He hadn’t been hosed down for a long time either and even though he
should have been inured to it by now the stench of his own excreta sickened
him. His piss was so strong it burned him and if and when he peed the pain in
his back indicated the sad state of his kidneys. He was beginning to want to
die.
Davey must have been about nine years old; his father showed him the
photos that he had brought back from the war carefully. Mike Starsky was a
gentle father and he didn’t want to scare his son – but he wanted him to
understand how cruel man can be to man. ‘I hope you never have to see anything
like I saw there Davey.’
Now he was remembering the horrors that he had seen in his turn. The prisoners released from the bamboo cages,
wasted and hollow eyed like the men and women in the pictures his father had
shown him. And the terrified women and children running from his platoon…he had
resisted and it nearly cost him his life.

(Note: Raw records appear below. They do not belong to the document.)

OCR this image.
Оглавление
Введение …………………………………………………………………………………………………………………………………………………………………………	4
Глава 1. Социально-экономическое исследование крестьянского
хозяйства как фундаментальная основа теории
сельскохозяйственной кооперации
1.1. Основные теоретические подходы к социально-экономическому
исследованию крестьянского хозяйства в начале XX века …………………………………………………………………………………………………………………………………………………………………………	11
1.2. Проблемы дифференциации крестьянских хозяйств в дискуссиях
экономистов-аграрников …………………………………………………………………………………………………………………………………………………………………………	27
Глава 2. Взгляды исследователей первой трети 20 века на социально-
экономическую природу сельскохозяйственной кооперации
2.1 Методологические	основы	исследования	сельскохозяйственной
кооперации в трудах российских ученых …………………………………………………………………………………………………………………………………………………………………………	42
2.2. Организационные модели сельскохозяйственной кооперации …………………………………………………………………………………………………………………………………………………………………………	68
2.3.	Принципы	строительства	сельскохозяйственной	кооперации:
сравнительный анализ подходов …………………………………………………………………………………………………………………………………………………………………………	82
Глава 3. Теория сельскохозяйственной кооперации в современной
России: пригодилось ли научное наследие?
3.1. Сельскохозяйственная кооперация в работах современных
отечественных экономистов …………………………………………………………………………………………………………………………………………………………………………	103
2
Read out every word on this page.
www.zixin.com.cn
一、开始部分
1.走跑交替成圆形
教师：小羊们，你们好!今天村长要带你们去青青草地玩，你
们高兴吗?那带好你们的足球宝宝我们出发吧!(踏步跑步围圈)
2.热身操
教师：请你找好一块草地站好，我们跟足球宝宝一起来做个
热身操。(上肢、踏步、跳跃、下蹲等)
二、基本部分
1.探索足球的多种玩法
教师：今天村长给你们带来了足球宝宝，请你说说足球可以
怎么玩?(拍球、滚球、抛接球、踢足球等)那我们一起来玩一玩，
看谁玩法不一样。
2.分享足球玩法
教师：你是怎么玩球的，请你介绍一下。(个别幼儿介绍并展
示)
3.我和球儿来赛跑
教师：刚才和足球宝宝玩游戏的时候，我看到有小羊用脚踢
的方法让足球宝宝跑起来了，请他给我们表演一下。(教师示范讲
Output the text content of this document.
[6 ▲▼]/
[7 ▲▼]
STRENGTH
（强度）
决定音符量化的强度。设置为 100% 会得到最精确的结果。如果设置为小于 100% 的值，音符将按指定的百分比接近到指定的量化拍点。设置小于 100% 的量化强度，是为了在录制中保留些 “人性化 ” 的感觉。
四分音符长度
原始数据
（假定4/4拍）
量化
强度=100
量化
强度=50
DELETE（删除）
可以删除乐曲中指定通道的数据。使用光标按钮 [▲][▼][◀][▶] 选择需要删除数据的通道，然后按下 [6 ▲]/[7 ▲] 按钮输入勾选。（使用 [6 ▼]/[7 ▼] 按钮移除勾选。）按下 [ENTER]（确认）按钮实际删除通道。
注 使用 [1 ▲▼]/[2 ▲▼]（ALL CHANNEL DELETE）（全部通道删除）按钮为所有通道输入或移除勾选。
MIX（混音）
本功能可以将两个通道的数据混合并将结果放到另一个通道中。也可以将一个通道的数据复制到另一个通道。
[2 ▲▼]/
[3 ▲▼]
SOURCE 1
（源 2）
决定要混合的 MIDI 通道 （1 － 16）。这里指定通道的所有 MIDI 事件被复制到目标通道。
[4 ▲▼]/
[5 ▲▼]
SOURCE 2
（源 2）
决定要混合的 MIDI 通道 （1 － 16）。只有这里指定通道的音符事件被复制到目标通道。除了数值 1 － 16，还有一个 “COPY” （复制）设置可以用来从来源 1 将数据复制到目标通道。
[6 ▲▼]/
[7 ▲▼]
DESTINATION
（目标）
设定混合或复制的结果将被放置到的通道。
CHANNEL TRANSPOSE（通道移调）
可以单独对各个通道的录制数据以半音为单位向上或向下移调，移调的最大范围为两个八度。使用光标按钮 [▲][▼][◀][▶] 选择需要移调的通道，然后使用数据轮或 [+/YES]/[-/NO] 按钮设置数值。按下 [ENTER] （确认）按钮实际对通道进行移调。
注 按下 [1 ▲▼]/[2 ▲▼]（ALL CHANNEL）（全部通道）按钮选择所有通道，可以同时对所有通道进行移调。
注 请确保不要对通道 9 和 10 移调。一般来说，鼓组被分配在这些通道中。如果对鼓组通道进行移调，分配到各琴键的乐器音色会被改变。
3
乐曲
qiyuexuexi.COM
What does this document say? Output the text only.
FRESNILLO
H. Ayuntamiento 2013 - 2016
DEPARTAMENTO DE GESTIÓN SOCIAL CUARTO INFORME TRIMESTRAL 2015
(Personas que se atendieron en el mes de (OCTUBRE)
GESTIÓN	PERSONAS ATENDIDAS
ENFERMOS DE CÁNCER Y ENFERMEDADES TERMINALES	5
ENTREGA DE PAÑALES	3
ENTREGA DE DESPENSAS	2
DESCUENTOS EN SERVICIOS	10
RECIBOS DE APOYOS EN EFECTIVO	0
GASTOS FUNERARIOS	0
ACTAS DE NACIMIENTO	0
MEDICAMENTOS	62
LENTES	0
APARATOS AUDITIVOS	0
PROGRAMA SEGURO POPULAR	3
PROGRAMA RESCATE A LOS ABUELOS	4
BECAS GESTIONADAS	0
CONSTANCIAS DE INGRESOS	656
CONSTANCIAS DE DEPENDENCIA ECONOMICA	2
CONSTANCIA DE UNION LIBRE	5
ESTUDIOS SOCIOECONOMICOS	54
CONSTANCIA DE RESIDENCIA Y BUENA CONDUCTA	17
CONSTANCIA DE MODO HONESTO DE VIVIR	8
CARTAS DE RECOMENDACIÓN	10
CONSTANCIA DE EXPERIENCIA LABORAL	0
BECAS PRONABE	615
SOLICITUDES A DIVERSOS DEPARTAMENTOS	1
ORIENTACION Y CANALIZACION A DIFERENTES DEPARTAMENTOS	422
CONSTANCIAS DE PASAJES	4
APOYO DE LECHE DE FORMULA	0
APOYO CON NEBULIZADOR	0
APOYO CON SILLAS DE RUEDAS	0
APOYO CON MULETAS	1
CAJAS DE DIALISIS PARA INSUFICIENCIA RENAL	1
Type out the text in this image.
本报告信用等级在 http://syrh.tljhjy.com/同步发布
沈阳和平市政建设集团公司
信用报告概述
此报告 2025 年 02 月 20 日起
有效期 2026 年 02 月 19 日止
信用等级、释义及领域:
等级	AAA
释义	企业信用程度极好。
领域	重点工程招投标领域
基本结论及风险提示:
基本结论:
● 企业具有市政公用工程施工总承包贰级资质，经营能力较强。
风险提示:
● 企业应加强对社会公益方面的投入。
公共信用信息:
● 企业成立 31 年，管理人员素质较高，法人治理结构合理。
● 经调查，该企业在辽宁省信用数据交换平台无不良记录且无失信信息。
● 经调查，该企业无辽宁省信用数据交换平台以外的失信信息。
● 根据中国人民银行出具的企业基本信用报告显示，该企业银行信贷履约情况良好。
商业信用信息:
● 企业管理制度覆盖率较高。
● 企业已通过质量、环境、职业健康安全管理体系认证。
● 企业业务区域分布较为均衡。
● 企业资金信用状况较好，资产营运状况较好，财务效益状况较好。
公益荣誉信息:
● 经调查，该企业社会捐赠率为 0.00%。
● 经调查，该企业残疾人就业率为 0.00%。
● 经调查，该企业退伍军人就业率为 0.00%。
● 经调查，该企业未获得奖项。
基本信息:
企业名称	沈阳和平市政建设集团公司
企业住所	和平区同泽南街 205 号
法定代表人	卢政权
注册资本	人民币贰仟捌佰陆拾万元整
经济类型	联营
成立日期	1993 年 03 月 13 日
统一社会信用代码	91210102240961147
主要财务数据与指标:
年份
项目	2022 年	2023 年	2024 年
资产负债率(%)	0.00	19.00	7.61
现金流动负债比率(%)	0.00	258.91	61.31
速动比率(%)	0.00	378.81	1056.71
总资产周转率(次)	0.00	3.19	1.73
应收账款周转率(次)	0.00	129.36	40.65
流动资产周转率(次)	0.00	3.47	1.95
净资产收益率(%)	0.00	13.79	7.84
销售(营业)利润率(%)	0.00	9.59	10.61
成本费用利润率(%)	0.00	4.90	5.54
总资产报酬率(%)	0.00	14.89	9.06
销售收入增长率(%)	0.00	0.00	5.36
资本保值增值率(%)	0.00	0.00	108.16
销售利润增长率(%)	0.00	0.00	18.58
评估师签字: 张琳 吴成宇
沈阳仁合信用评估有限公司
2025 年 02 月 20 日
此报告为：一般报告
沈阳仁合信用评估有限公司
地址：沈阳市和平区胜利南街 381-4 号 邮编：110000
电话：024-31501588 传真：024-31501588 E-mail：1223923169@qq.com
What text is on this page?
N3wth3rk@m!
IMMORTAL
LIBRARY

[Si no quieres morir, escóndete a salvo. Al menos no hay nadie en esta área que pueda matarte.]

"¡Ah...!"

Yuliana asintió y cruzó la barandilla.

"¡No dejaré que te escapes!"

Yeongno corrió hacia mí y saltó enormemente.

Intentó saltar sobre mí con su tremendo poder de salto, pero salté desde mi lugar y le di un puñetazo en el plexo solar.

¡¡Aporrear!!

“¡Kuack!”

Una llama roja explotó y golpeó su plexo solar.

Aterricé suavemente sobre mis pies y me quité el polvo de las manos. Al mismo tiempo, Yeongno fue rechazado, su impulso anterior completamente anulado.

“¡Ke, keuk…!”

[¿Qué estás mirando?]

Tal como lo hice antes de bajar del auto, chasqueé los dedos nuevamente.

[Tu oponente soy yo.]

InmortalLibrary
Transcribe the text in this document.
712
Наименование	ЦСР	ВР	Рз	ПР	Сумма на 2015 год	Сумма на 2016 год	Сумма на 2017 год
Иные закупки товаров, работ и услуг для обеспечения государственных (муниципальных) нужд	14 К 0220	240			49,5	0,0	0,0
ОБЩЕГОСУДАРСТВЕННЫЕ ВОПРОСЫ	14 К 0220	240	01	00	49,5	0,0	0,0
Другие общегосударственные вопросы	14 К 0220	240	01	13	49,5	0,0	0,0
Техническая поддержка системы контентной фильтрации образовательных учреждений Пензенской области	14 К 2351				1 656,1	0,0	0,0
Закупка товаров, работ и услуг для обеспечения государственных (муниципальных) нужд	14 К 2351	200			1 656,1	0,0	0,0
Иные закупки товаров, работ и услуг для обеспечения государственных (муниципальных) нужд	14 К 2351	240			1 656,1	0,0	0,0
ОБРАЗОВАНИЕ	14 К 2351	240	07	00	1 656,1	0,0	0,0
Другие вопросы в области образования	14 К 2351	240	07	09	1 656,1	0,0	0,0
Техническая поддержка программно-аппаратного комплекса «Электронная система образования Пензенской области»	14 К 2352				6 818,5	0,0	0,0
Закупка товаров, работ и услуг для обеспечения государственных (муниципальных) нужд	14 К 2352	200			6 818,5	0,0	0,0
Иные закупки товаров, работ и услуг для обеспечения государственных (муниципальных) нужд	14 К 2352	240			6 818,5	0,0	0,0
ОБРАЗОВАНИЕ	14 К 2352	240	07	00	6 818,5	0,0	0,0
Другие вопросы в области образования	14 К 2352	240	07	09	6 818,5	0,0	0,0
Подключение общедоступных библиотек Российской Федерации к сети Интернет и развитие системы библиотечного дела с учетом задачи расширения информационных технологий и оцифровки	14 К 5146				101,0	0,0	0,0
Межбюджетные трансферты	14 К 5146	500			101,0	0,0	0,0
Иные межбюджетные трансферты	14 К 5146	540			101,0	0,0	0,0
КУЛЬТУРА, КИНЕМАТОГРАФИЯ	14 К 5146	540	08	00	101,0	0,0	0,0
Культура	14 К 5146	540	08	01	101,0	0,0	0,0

He had always been scared of the dark as a kid, and now he was wasting
to death in the dark. His soul cried out
to be rescued before it was too late. His past was playing out like a bad movie
in his memory, did this mean he was dying?
The human body develops amazing capacities for survival but mind and
matter have to work together. A healthy person can withstand mistreatment and
deprivation for a surprisingly long time. The body has an ability to go into almost
total shutdown under certain circumstances in order to preserve the last hold
it has on life. A drowned man may revive
after he has been taken out of the cold water and his body temperature
rises. Deep coma can be as healing as it
can be destructive. Equally important to survival is a mental attitude that refuses
to give up. A will to live keeps some people alive despite the most acute
diagnoses.
Anybody who had ever met Dave Starsky would tell you one thing about
him; he was stubborn. The toddler who threw temper tantrums because he couldn’t
tie his shoe-laces grew to be a teenager banging his head and his fists against
authority. The teenager turned into a young soldier who screamed at the
surgeons in the field hospital enough to convince them not to amputate his leg;
and who would then spend grim months learning to walk again. His determination
made him a dangerous opponent and it also made him an excellent cop.
Huddled against the cold damp wall of his prison; weak with hunger and
thirst and enfeebled by the constant mistreatment to which he had been subjected,
Starsky had lost all track of time and space; and of his own being. He was also beginning to lose his grip on the
world. Constant darkness punctuated by the cruel bright light if the sun high
in the sky had confused him. He was
determined not to lose his mind. But he was also aware that he was losing
control. Finally he knew it was time to let himself drift; to take refuge in
his body’s natural defense instinct. The
darkness enfolded him like the rug his mother would wrap him in when she held
him on her lap after a nightmare.
If and when he woke again he’d be ready to fight another day.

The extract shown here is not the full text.